Pada tahun 2024, diperkirakan akan ada lebih banyak deepfake, tetapi saya pikir kita akan melihat lebih banyak lagi di masa mendatang. Data pribadi individu telah ditambang dan digunakan untuk penargetan mikro, membantu menciptakan ruang gema yang pada gilirannya memengaruhi keyakinan dan tindakan pemilih, yang menyebabkan lebih banyak kemarahan dan polarisasi.
Saya ragu sebagian besar pemilih tahu bahwa mereka benar-benar telah dimanipulasi oleh AI. Saya mendengar, tetapi belum memverifikasi, bahwa setelah pemilihan, khususnya pada X, ada pembersihan akun, yang saya kira dapat berarti banyak hal, tetapi dapat mengarah pada AI yang membuat akun palsu.
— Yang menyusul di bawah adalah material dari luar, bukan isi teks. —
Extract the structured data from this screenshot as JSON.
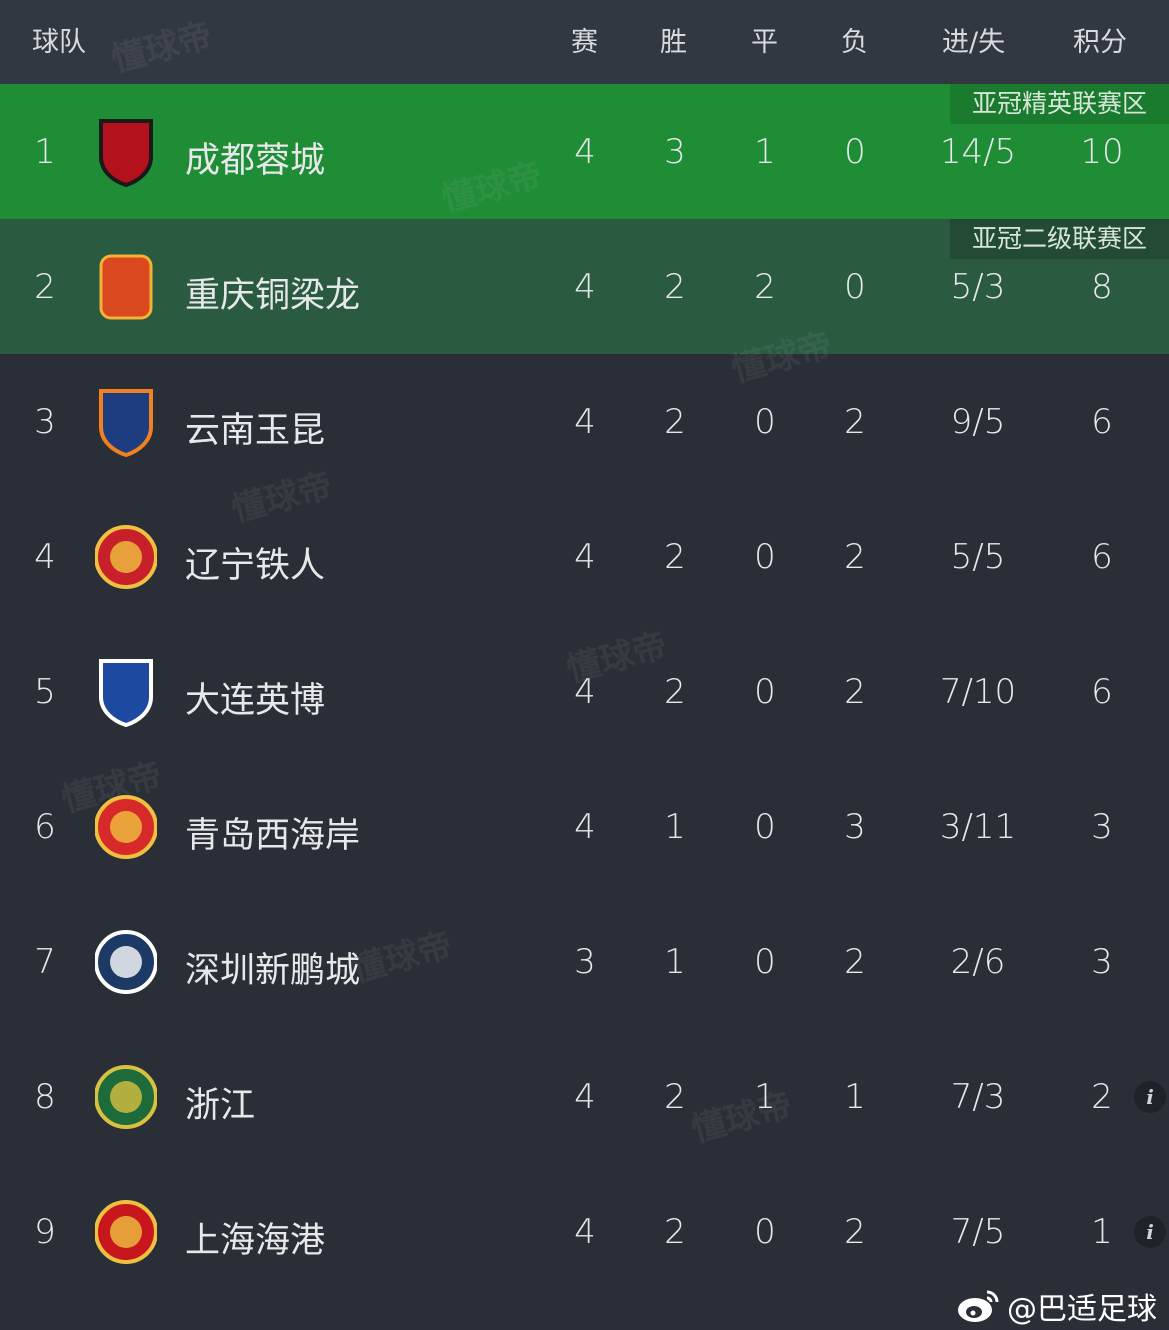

Susan Ohmer, Ph.D., Film, Televisi, Media dan Pemilihan Presiden
Penerapan AI dalam pemilihan umum terkini di seluruh dunia telah memunculkan kekhawatiran mengenai potensi video buatan AI dan panggilan otomatis yang dapat memutarbalikkan fakta mengenai kandidat dan pandangan mereka.
Banyak analis menyerukan regulasi yang lebih ketat, tetapi perusahaan media sosial tidak secara konsisten menegakkan standar mereka sendiri.
Tantangan sebenarnya adalah mendidik masyarakat tentang cara mengidentifikasi dan menilai deepfake ini.
Ada peluang, tidak hanya bagi para pendidik, tetapi juga bagi siapa pun yang paham tentang media kontemporer, untuk mencari tahu cara membantu kita semua mengenali dan menganalisis pemain politik baru ini.